E. Empirisisme Pandangan empiris tentang sifat matematika ('empirisme naif', untuk membedakannya dari kuasi-empirisme Lakatos') menyatakan bahwa kebenaran matematika adalah berupa generalisasi empiris. Kita dapat membedakan dua pendapat tentang empiris: (i) konsep matematika berasal empiris, dan (ii) kebenaran matematika memiliki justifikasi empiris, yaitu berasal dari pengamatan dari dunia nyata. Pendapat pertama tidak memiliki obyektisitas, dan diterima oleh kebanyakan filsuf matematika (mengingat bahwa banyak konsep yang tidak langsung terbentuk dari pengamatan tetapi didefinisikan dalam istilah konsep-konsep lain yang memimpin, melalui rantai definisi, dan konsep-konsep pengamatan).
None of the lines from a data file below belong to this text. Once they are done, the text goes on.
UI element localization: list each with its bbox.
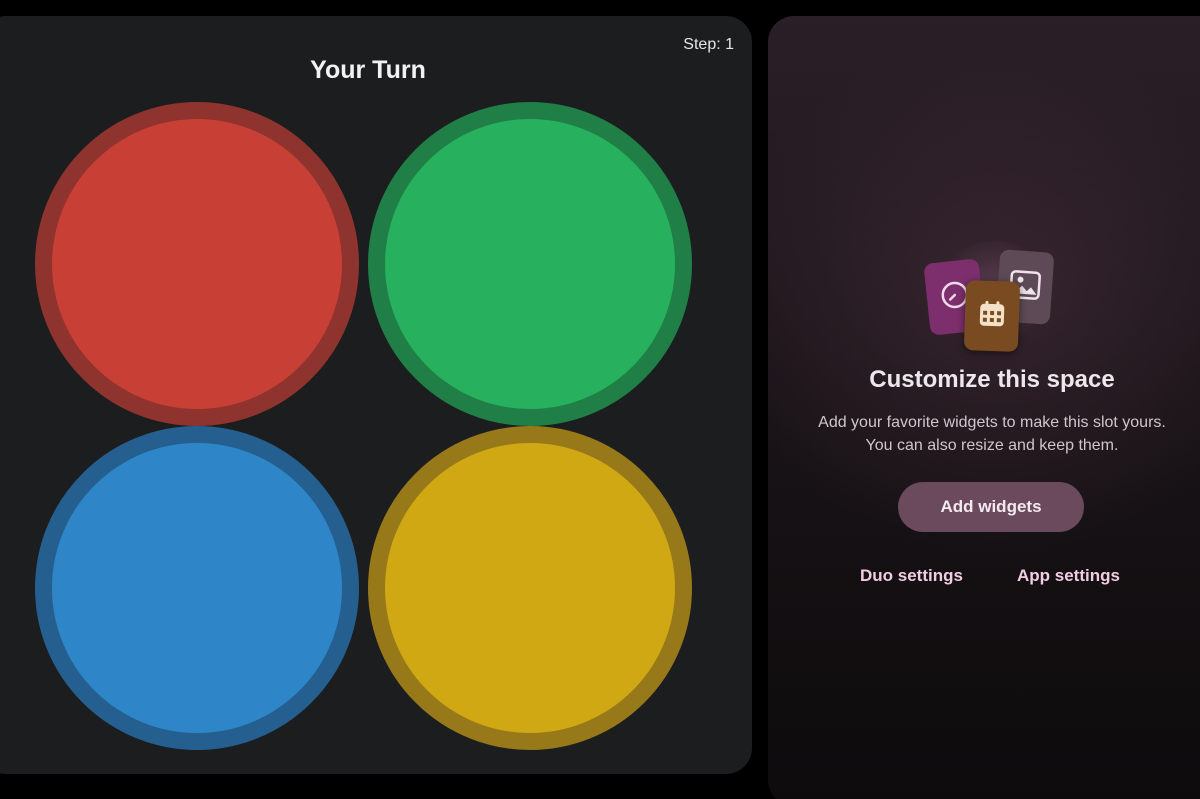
add-widgets-button[interactable]: Add widgets	[898, 482, 1084, 532]
customize-description: Add your favorite widgets to make this s…	[778, 411, 1200, 457]
app-settings-link[interactable]: App settings	[1017, 566, 1120, 586]
game-panel: Step: 1 Your Turn	[0, 16, 752, 774]
screen: Step: 1 Your Turn Customize this space A…	[0, 0, 1200, 799]
widget-icon-cluster	[923, 231, 1058, 352]
description-line-1: Add your favorite widgets to make this s…	[818, 414, 1166, 431]
red-pad-button[interactable]	[35, 102, 359, 426]
turn-title: Your Turn	[310, 56, 426, 84]
calendar-widget-card	[963, 280, 1021, 352]
calendar-icon	[976, 298, 1007, 334]
description-line-2: You can also resize and keep them.	[865, 437, 1119, 454]
duo-settings-link[interactable]: Duo settings	[860, 566, 963, 586]
customize-title: Customize this space	[869, 366, 1115, 393]
widget-placeholder-panel: Customize this space Add your favorite w…	[768, 16, 1200, 799]
yellow-pad-button[interactable]	[368, 426, 692, 750]
blue-pad-button[interactable]	[35, 426, 359, 750]
green-pad-button[interactable]	[368, 102, 692, 426]
step-counter: Step: 1	[683, 36, 734, 53]
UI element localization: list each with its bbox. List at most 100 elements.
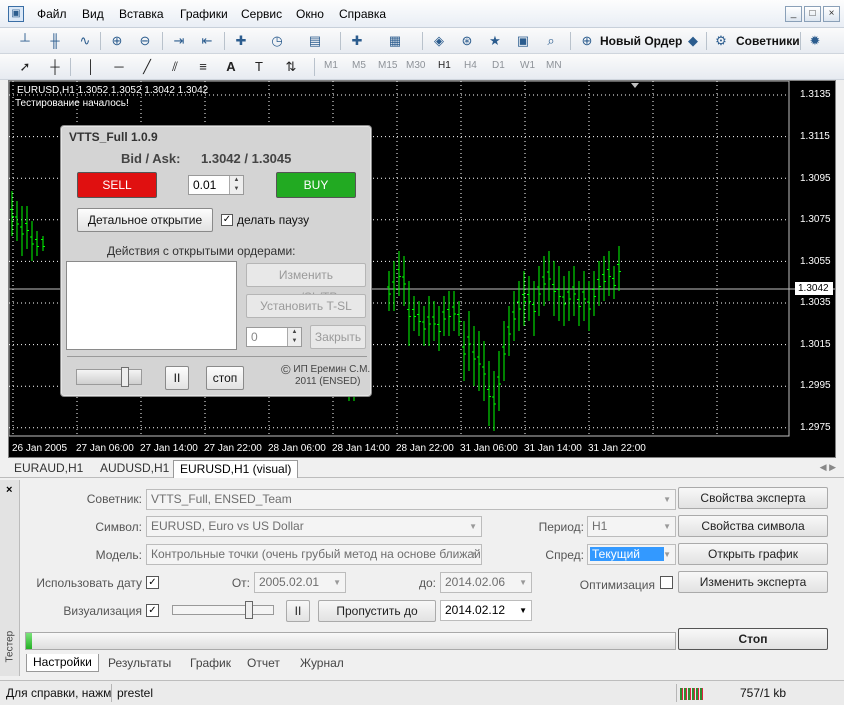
text-label-icon[interactable]: T [248, 57, 270, 77]
open-chart-button[interactable]: Открыть график [678, 543, 828, 565]
tab-scroll-arrows-icon[interactable]: ◀ ▶ [820, 462, 836, 473]
pause-checkbox[interactable]: ✓ [221, 214, 233, 226]
candlestick-icon[interactable]: ╫ [44, 31, 66, 51]
lot-size-stepper[interactable]: 0.01 ▲ ▼ [188, 175, 244, 195]
new-order-icon[interactable]: ⊕ [576, 31, 598, 51]
timeframe-m1[interactable]: M1 [324, 60, 338, 71]
profiles-icon[interactable]: ▦ [384, 31, 406, 51]
strategy-tester-icon[interactable]: ⌕ [540, 31, 562, 51]
slider-thumb[interactable] [245, 601, 253, 619]
timeframe-h1[interactable]: H1 [438, 60, 451, 71]
to-date-picker[interactable]: 2014.02.06 ▼ [440, 572, 532, 593]
stop-test-button[interactable]: Стоп [678, 628, 828, 650]
menu-charts[interactable]: Графики [180, 7, 228, 21]
use-date-checkbox[interactable]: ✓ [146, 576, 159, 589]
timeframe-mn[interactable]: MN [546, 60, 562, 71]
spin-arrows-icon[interactable]: ▲ ▼ [287, 328, 301, 346]
tab-graph[interactable]: График [190, 656, 231, 670]
skip-to-button[interactable]: Пропустить до [318, 600, 436, 622]
tab-report[interactable]: Отчет [247, 656, 280, 670]
open-orders-list[interactable] [66, 261, 237, 350]
timeframe-m15[interactable]: M15 [378, 60, 397, 71]
timeframe-m5[interactable]: M5 [352, 60, 366, 71]
tab-journal[interactable]: Журнал [300, 656, 344, 670]
symbol-properties-button[interactable]: Свойства символа [678, 515, 828, 537]
templates-icon[interactable]: ▤ [304, 31, 326, 51]
tab-eurusd-visual[interactable]: EURUSD,H1 (visual) [173, 460, 299, 478]
metaeditor-icon[interactable]: ◆ [682, 31, 704, 51]
tab-settings[interactable]: Настройки [26, 654, 99, 672]
panel-stop-button[interactable]: стоп [206, 366, 244, 390]
market-watch-icon[interactable]: ◈ [428, 31, 450, 51]
toolbar-separator [162, 32, 163, 50]
equidistant-channel-icon[interactable]: ⫽ [164, 57, 186, 77]
timeframe-d1[interactable]: D1 [492, 60, 505, 71]
panel-pause-button[interactable]: II [165, 366, 189, 390]
spread-select[interactable]: Текущий ▼ [587, 544, 676, 565]
period-select[interactable]: H1 ▼ [587, 516, 676, 537]
cursor-icon[interactable]: ➚ [14, 57, 36, 77]
autoscroll-icon[interactable]: ⇥ [168, 31, 190, 51]
navigator-icon[interactable]: ⊛ [456, 31, 478, 51]
sell-button[interactable]: SELL [77, 172, 157, 198]
minimize-button[interactable]: _ [785, 6, 802, 22]
close-button[interactable]: × [823, 6, 840, 22]
periods-clock-icon[interactable]: ◷ [266, 31, 288, 51]
close-order-button[interactable]: Закрыть [310, 325, 366, 349]
tester-pause-button[interactable]: II [286, 600, 310, 622]
model-select[interactable]: Контрольные точки (очень грубый метод на… [146, 544, 482, 565]
terminal-icon[interactable]: ▣ [512, 31, 534, 51]
close-icon[interactable]: × [6, 484, 12, 496]
menu-insert[interactable]: Вставка [119, 7, 164, 21]
visualization-checkbox[interactable]: ✓ [146, 604, 159, 617]
chart-shift-icon[interactable]: ⇤ [196, 31, 218, 51]
maximize-button[interactable]: □ [804, 6, 821, 22]
text-icon[interactable]: A [220, 57, 242, 77]
horizontal-line-icon[interactable]: ─ [108, 57, 130, 77]
menu-view[interactable]: Вид [82, 7, 104, 21]
from-date-picker[interactable]: 2005.02.01 ▼ [254, 572, 346, 593]
tab-results[interactable]: Результаты [108, 656, 171, 670]
skip-to-date-picker[interactable]: 2014.02.12 ▼ [440, 600, 532, 621]
optimization-checkbox[interactable] [660, 576, 673, 589]
new-chart-icon[interactable]: ✚ [346, 31, 368, 51]
timeframe-w1[interactable]: W1 [520, 60, 535, 71]
timeframe-h4[interactable]: H4 [464, 60, 477, 71]
crosshair-icon[interactable]: ┼ [44, 57, 66, 77]
menu-tools[interactable]: Сервис [241, 7, 282, 21]
set-trailing-stop-button[interactable]: Установить T-SL [246, 294, 366, 318]
buy-button[interactable]: BUY [276, 172, 356, 198]
tab-euraud[interactable]: EURAUD,H1 [8, 460, 89, 478]
visual-speed-slider[interactable] [172, 601, 274, 619]
trendline-icon[interactable]: ╱ [136, 57, 158, 77]
menu-window[interactable]: Окно [296, 7, 324, 21]
zoom-out-icon[interactable]: ⊖ [134, 31, 156, 51]
slider-thumb[interactable] [121, 367, 129, 387]
options-gear-icon[interactable]: ✹ [804, 31, 826, 51]
close-lots-value: 0 [251, 330, 258, 344]
close-lots-stepper[interactable]: 0 ▲ ▼ [246, 327, 302, 347]
menu-help[interactable]: Справка [339, 7, 386, 21]
symbol-select[interactable]: EURUSD, Euro vs US Dollar ▼ [146, 516, 482, 537]
timeframe-m30[interactable]: M30 [406, 60, 425, 71]
line-chart-icon[interactable]: ∿ [74, 31, 96, 51]
modify-expert-button[interactable]: Изменить эксперта [678, 571, 828, 593]
speed-slider[interactable] [76, 367, 142, 387]
arrows-icon[interactable]: ⇅ [280, 57, 302, 77]
tab-audusd[interactable]: AUDUSD,H1 [94, 460, 175, 478]
new-order-button[interactable]: Новый Ордер [600, 34, 682, 48]
expert-properties-button[interactable]: Свойства эксперта [678, 487, 828, 509]
bar-chart-icon[interactable]: ┴ [14, 31, 36, 51]
vertical-line-icon[interactable]: │ [80, 57, 102, 77]
fibonacci-icon[interactable]: ≡ [192, 57, 214, 77]
experts-button[interactable]: Советники [736, 34, 800, 48]
spin-arrows-icon[interactable]: ▲ ▼ [229, 176, 243, 194]
detailed-open-button[interactable]: Детальное открытие [77, 208, 213, 232]
menu-file[interactable]: Файл [37, 7, 67, 21]
expert-select[interactable]: VTTS_Full, ENSED_Team ▼ [146, 489, 676, 510]
modify-price-sl-tp-button[interactable]: Изменить цену/SL/TP [246, 263, 366, 304]
zoom-in-icon[interactable]: ⊕ [106, 31, 128, 51]
favorites-star-icon[interactable]: ★ [484, 31, 506, 51]
experts-icon[interactable]: ⚙ [710, 31, 732, 51]
indicators-icon[interactable]: ✚ [230, 31, 252, 51]
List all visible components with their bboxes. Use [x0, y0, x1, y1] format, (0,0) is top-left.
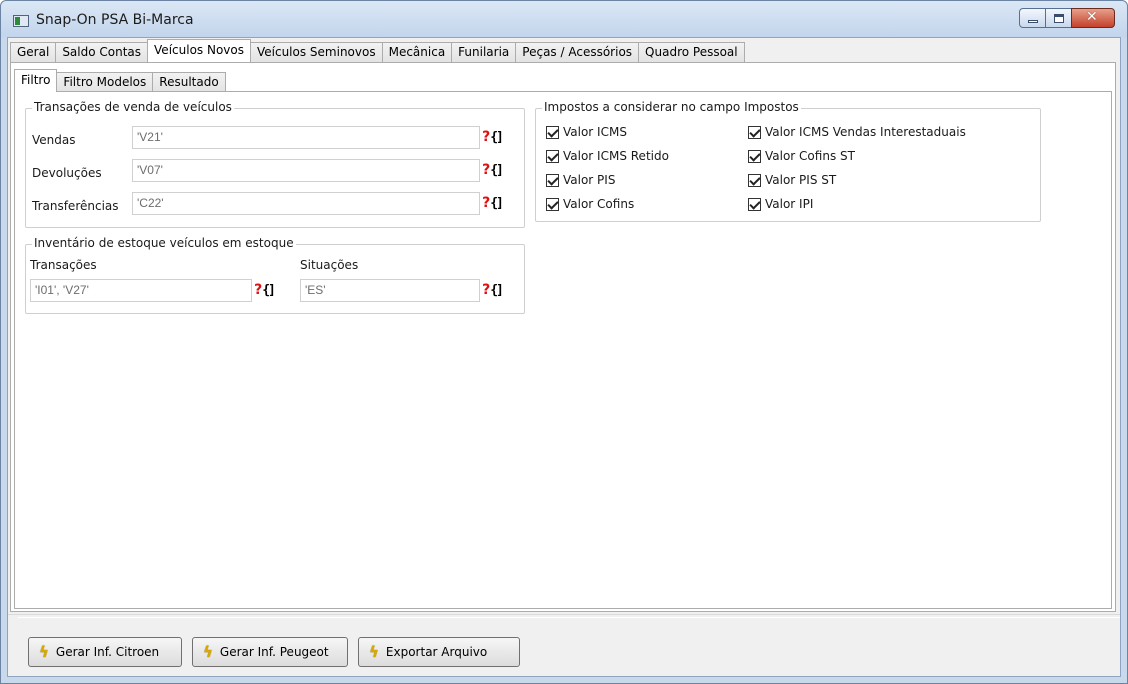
checkbox-valor-icms-retido[interactable]: Valor ICMS Retido [546, 149, 669, 163]
tab-veiculos-novos[interactable]: Veículos Novos [147, 39, 251, 62]
lightning-icon: ϟ [369, 643, 379, 661]
help-icon: ? [482, 195, 491, 211]
tab-resultado[interactable]: Resultado [152, 72, 226, 92]
gerar-peugeot-button[interactable]: ϟ Gerar Inf. Peugeot [192, 637, 348, 667]
gerar-peugeot-label: Gerar Inf. Peugeot [219, 645, 329, 659]
vendas-label: Vendas [32, 133, 76, 147]
minimize-button[interactable] [1019, 8, 1046, 28]
impostos-groupbox: Impostos a considerar no campo Impostos … [535, 100, 1041, 222]
transacoes-title: Transações de venda de veículos [32, 100, 234, 114]
lightning-icon: ϟ [39, 643, 49, 661]
devolucoes-lookup-button[interactable]: ?{] [482, 159, 504, 181]
checkbox-valor-icms[interactable]: Valor ICMS [546, 125, 627, 139]
vendas-lookup-button[interactable]: ?{] [482, 126, 504, 148]
footer-bar: ϟ Gerar Inf. Citroen ϟ Gerar Inf. Peugeo… [8, 614, 1120, 676]
help-icon: ? [254, 282, 263, 298]
tab-pecas-acessorios[interactable]: Peças / Acessórios [515, 42, 640, 62]
tab-quadro-pessoal[interactable]: Quadro Pessoal [638, 42, 745, 62]
app-window: Snap-On PSA Bi-Marca ✕ Geral Saldo Conta… [0, 0, 1128, 684]
tab-funilaria[interactable]: Funilaria [451, 42, 517, 62]
help-icon: ? [482, 282, 491, 298]
transferencias-field[interactable]: 'C22' [132, 192, 480, 215]
main-tabs: Geral Saldo Contas Veículos Novos Veícul… [10, 39, 745, 62]
tab-mecanica[interactable]: Mecânica [381, 42, 453, 62]
checkbox-checked-icon [748, 125, 761, 139]
checkbox-valor-cofins[interactable]: Valor Cofins [546, 197, 634, 211]
sub-tabs: Filtro Filtro Modelos Resultado [14, 68, 226, 92]
checkbox-checked-icon [748, 197, 761, 211]
impostos-title: Impostos a considerar no campo Impostos [542, 100, 801, 114]
exportar-arquivo-button[interactable]: ϟ Exportar Arquivo [358, 637, 520, 667]
exportar-label: Exportar Arquivo [385, 645, 488, 659]
veiculos-novos-panel: Filtro Filtro Modelos Resultado Transaçõ… [10, 62, 1116, 612]
window-controls: ✕ [1019, 8, 1115, 28]
transacoes-groupbox: Transações de venda de veículos Vendas '… [25, 100, 525, 228]
transferencias-label: Transferências [32, 199, 119, 213]
brackets-icon: {] [490, 195, 504, 211]
client-area: Geral Saldo Contas Veículos Novos Veícul… [7, 37, 1121, 677]
inventario-transacoes-lookup-button[interactable]: ?{] [254, 279, 276, 301]
situacoes-field[interactable]: 'ES' [300, 279, 480, 302]
devolucoes-field[interactable]: 'V07' [132, 159, 480, 182]
checkbox-checked-icon [748, 149, 761, 163]
situacoes-label: Situações [300, 258, 359, 272]
app-icon [13, 15, 29, 27]
inventario-transacoes-field[interactable]: 'I01', 'V27' [30, 279, 252, 302]
situacoes-lookup-button[interactable]: ?{] [482, 279, 504, 301]
checkbox-checked-icon [546, 125, 559, 139]
brackets-icon: {] [490, 282, 504, 298]
checkbox-checked-icon [546, 197, 559, 211]
tab-filtro[interactable]: Filtro [14, 69, 58, 92]
vendas-field[interactable]: 'V21' [132, 126, 480, 149]
window-title: Snap-On PSA Bi-Marca [36, 12, 194, 28]
brackets-icon: {] [262, 282, 276, 298]
gerar-citroen-button[interactable]: ϟ Gerar Inf. Citroen [28, 637, 182, 667]
close-icon: ✕ [1086, 9, 1098, 25]
tab-saldo-contas[interactable]: Saldo Contas [55, 42, 149, 62]
inventario-title: Inventário de estoque veículos em estoqu… [32, 236, 296, 250]
inventario-groupbox: Inventário de estoque veículos em estoqu… [25, 236, 525, 314]
checkbox-checked-icon [546, 149, 559, 163]
footer-inner: ϟ Gerar Inf. Citroen ϟ Gerar Inf. Peugeo… [18, 617, 1120, 675]
gerar-citroen-label: Gerar Inf. Citroen [55, 645, 160, 659]
lightning-icon: ϟ [203, 643, 213, 661]
maximize-button[interactable] [1045, 8, 1072, 28]
filtro-panel: Transações de venda de veículos Vendas '… [14, 91, 1112, 609]
checkbox-valor-cofins-st[interactable]: Valor Cofins ST [748, 149, 855, 163]
checkbox-valor-pis-st[interactable]: Valor PIS ST [748, 173, 836, 187]
tab-geral[interactable]: Geral [10, 42, 57, 62]
title-bar[interactable]: Snap-On PSA Bi-Marca ✕ [1, 1, 1127, 37]
maximize-icon [1054, 14, 1064, 23]
checkbox-checked-icon [546, 173, 559, 187]
brackets-icon: {] [490, 162, 504, 178]
help-icon: ? [482, 129, 491, 145]
transacoes-label: Transações [30, 258, 97, 272]
close-button[interactable]: ✕ [1071, 8, 1115, 28]
checkbox-checked-icon [748, 173, 761, 187]
brackets-icon: {] [490, 129, 504, 145]
checkbox-valor-icms-vendas-interestaduais[interactable]: Valor ICMS Vendas Interestaduais [748, 125, 966, 139]
tab-filtro-modelos[interactable]: Filtro Modelos [56, 72, 154, 92]
tab-veiculos-seminovos[interactable]: Veículos Seminovos [249, 42, 383, 62]
checkbox-valor-pis[interactable]: Valor PIS [546, 173, 615, 187]
minimize-icon [1028, 20, 1038, 23]
help-icon: ? [482, 162, 491, 178]
devolucoes-label: Devoluções [32, 166, 102, 180]
transferencias-lookup-button[interactable]: ?{] [482, 192, 504, 214]
checkbox-valor-ipi[interactable]: Valor IPI [748, 197, 813, 211]
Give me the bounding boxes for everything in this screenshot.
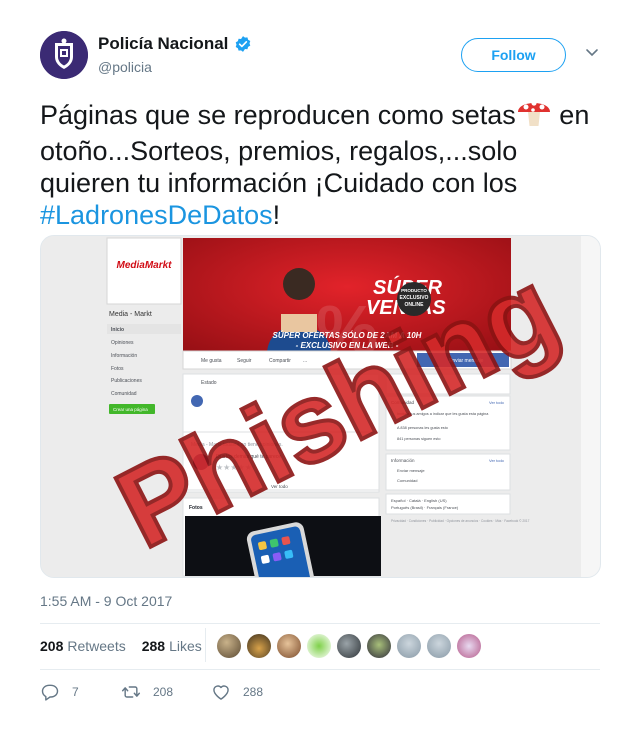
info-label: Información [391, 458, 415, 463]
tweet-actions: 7 208 288 [40, 682, 263, 702]
tweet-media-image[interactable]: % SÚPER VENTAS PRODUCTO EXCLUSIVO ONLINE… [40, 235, 601, 578]
liker-avatar[interactable] [427, 634, 451, 658]
liker-avatar[interactable] [457, 634, 481, 658]
heart-icon [213, 685, 229, 700]
liker-avatar[interactable] [337, 634, 361, 658]
retweet-count: 208 [153, 685, 174, 699]
divider [40, 669, 600, 670]
retweet-action[interactable]: 208 [121, 682, 211, 702]
likes-label: Likes [169, 638, 202, 654]
page-name: Media - Markt [109, 311, 152, 318]
brand-logo: MediaMarkt [116, 260, 172, 271]
tweet-timestamp[interactable]: 1:55 AM - 9 Oct 2017 [40, 593, 172, 609]
info-item: Comunidad [397, 478, 417, 483]
liker-avatar[interactable] [217, 634, 241, 658]
languages-line-1: Español · Català · English (US) [391, 498, 447, 503]
status-label: Estado [201, 380, 217, 386]
stats-separator [205, 628, 206, 662]
liker-avatars [217, 634, 481, 658]
footer-links: Privacidad · Condiciones · Publicidad · … [391, 519, 530, 523]
avatar[interactable] [40, 31, 88, 79]
create-page-button: Crear una página [113, 407, 148, 412]
tweet-text-part1: Páginas que se reproducen como setas [40, 100, 516, 130]
likes-count: 288 [141, 638, 166, 654]
nav-item: Opiniones [111, 340, 134, 346]
liker-avatar[interactable] [367, 634, 391, 658]
display-name-row[interactable]: Policía Nacional [98, 34, 252, 54]
like-action[interactable]: 288 [211, 682, 263, 702]
info-item: Enviar mensaje [397, 468, 425, 473]
reply-action[interactable]: 7 [40, 682, 121, 702]
verified-badge-icon [236, 36, 251, 52]
nav-item: Publicaciones [111, 378, 142, 384]
tweet-stats: 208 Retweets 288 Likes [40, 623, 218, 669]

Pendapat kedua ditolak oleh semua matematikawan dan hanya dipakai oleh penganut paham empirisis, karena mengarah ke beberapa keadaan yang absurb. Mill (1961) berpendapat bahwa sebagian mengantisipasi keberatan ini, dan menunjukkan bahwa prinsip-prinsip dan aksioma matematika yang diinduksi dari pengamatan dunia, dan bahwa kebenaran lainnya berasal dari pemotongan ini. Namun, empirisisme terbuka untuk banyak kritik lebih lanjut. Pertama-tama, ketika pengalaman kita bertentangan kebenaran matematika dasar, kita tidak menyerah begitu saja dalam pembuktiannya (Davis dan Hersh, 1980). Sebaliknya kita berasumsi bahwa terdapat beberapa error dalam penalaran kita, karena ada kesepakatan bersama tentang matematika, yang menghalangi penolakan kebenaran matematika (Wittgenstein, i97g). Jadi, '1 + 1 = 3 ' dikatakan salah, bukan karena satu kelinci ditambahkan ke yang lain tidak memberikan tiga kelinci, tetapi karena menurut definisi matematika '1 + 1 = 2. Kedua, matematika sebagian besar berupa pengetahuan abstrak, dan begitu banyak konsep yang tidak memiliki asal-usul mereka dalam pengamatan dunia. Sebaliknya mereka didasarkan pada konsep yang sebelumnya dibentuk. Kebenaran tentang konsep tersebut, yang

membentuk sebagian besar ilmu pengetahuan matematika, karena itu tidak dapat dikatakan diinduksi dari pengamatan dunia luar. Pada akhirnya, empirisisme dapat dikritik karena memfokuskan hampir secara eksklusif pada isu-isu foundationist, dan gagal untuk memperhitungkan pembuktian yang memadai untuk sifat matematika. Ini, seperti yang telah dikatakan di atas, adalah tujuan utama dari filosofi matematika.Atas dasar kritik ini kita bisa menolak pandangan empiris naif matematika sebagai suatu pandangan yang tidak memadai.